The work done in this thesis, particularly Chapters 4 and 6, focused on producing experimental, empirical evidence. This approach reflects the complexity of the models and methods used in this thesis. Understanding complex systems from a theoretical perspective can be challenging. That said, in my opinion the work in this thesis could benefit from closer integration with statistical theory. Although a full theoretical understanding of these models or algorithms may be ambitious, better understanding simplified examples, limiting cases, or constituent parts could still prove valuable.
Working with the data in Chapter 5 deepened my appreciation for the realistic challenges faced in applied work, and data quality being linchpin for any successful statistical analysis. While from the real world, the data in Chapters 4 and 6 underwent substantial cleaning, processing, and vetting before I handled them, as is typical in methodological research. It is important that methodological and theoretical statisticians appreciate the real challenges of applied work, by doing it themselves, or working in close collaboration with those who do.
There are both direct and indirect paths to impact for the work in this thesis. Directly, the methodological contributions of Chapters 4 and 6 may eventually lead to marginally more accurate indicator estimates, contributing to a broadly more effective response. However, these improvements in accuracy seem of minor consequence within the broader context of the HIV response, and factors limiting its effectiveness. The applied contributions of Chapter 5 have a more promising case for direct impact. Indeed, I have seen evidence of engagement with this work by decision makers.
To the best of my abilities, this thesis, and the work described within it, was written in keeping with the principles of open science.
I hope that having done so facilitates my work to be scrutinised, and more optimistically, built upon.
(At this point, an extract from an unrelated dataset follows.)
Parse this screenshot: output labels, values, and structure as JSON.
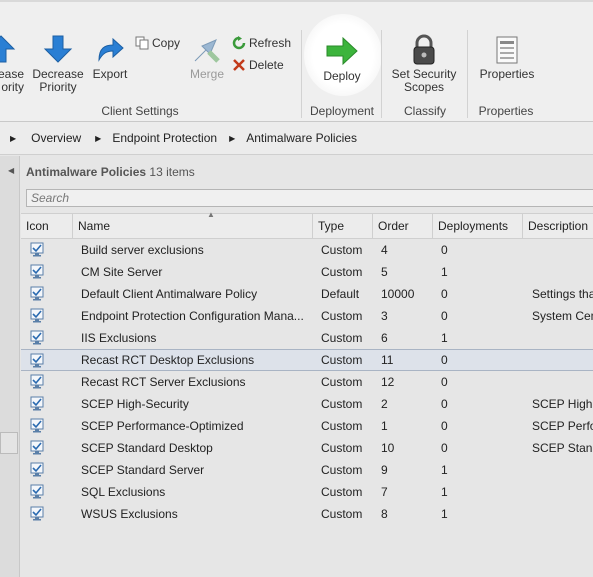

In part this hope has already been realised, as with limited input from me, Dr. Kathryn Risher was able to extend my code for Chapter 5 to include additional countries (Panel 7.1B).
This would not have been possible without tools from the R ecosystem such as rmarkdown
and rticles
for reporting, devtools
for R package development, as well as those written by software engineers within the MRC Centre for Global Infectious Disease Analysis such as orderly
and didehpc
.
It is crucial that academia adjusts to appropriately incentivises software contributions, and encourages adaption of open science best practices.
Work done to inform public health decision making should be held to high standards of transparency, reproducibility and collaboration.
Especially so in an outbreak response scenario (Grieve et al. 2023), where time is limited and decisions may be of significant consequence.